Foto memang berefek cetaaaar. Seringnya, sebuah foto yang punya “pesan kuat” tanpa caption satu huruf pun sudah bisa menyulut respons bertubi-tubi. Respons yang kini bisa menjelma menjadi jumlah komentar + like + share.
Sialnya, yang begini-begini, di era digital yang makin berlari, bisa berkembang menjadi duit. Sementara ada yang memang dengan khusyuk mengetik amin plus share dengan niat “membela agama” apalah-apalah, si pembuat hoax cengar-cengir menikmati komentar + like + share yang mengalir deras.
Yang selalu ramai, misalnya kasus Rohingya. Ini bukan pertama kalinya Rohingya ramai. Sudah kesekian kalinya.
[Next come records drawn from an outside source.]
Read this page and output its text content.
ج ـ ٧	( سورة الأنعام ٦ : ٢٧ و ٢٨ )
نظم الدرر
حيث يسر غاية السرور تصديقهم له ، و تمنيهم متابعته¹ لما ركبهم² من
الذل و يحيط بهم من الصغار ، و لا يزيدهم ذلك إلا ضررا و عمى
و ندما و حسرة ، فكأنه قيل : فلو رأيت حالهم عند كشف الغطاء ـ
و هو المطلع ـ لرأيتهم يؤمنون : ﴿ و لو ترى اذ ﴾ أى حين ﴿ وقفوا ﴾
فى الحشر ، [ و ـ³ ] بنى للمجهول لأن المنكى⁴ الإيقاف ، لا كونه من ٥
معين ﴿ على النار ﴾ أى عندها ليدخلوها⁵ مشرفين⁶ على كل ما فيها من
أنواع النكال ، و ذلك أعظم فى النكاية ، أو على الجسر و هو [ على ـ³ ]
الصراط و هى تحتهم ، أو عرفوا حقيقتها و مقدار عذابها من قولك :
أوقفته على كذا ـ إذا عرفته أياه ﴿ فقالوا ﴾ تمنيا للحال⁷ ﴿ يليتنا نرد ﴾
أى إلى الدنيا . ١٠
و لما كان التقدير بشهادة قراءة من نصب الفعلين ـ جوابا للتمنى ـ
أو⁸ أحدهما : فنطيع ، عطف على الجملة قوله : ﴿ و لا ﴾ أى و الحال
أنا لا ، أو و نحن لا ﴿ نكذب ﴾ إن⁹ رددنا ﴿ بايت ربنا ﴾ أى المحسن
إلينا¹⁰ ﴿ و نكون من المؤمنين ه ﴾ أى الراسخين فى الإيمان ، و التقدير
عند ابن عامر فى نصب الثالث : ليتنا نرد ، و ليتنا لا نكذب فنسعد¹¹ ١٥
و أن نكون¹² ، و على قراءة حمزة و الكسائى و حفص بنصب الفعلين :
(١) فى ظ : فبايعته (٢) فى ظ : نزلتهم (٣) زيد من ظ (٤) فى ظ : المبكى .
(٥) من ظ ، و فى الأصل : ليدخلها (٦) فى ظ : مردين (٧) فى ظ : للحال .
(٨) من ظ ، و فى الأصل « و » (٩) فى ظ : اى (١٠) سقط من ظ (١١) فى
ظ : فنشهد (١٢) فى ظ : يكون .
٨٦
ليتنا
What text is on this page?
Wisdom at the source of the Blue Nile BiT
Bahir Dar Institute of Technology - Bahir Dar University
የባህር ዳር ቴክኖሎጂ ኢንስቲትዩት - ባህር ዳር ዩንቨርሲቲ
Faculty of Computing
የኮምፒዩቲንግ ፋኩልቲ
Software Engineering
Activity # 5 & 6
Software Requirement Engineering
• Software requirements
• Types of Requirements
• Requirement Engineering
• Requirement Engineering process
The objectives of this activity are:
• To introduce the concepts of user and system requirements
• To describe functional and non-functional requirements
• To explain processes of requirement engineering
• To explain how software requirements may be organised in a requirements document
Dan seberapa gencar pun kita melawan hoax, saya takjub foto-fotonya masih yang itu-itu juga yang dipakai.
Lebih takjub lagi, masih banyak (bahkan mungkin lebih banyak lagi) yang tersulut. Jangan disalahartikan bahwa saya dan teman-teman yang kayaknya reweeeeel banget urusan beginian hendak menafikan masalah Rohingya.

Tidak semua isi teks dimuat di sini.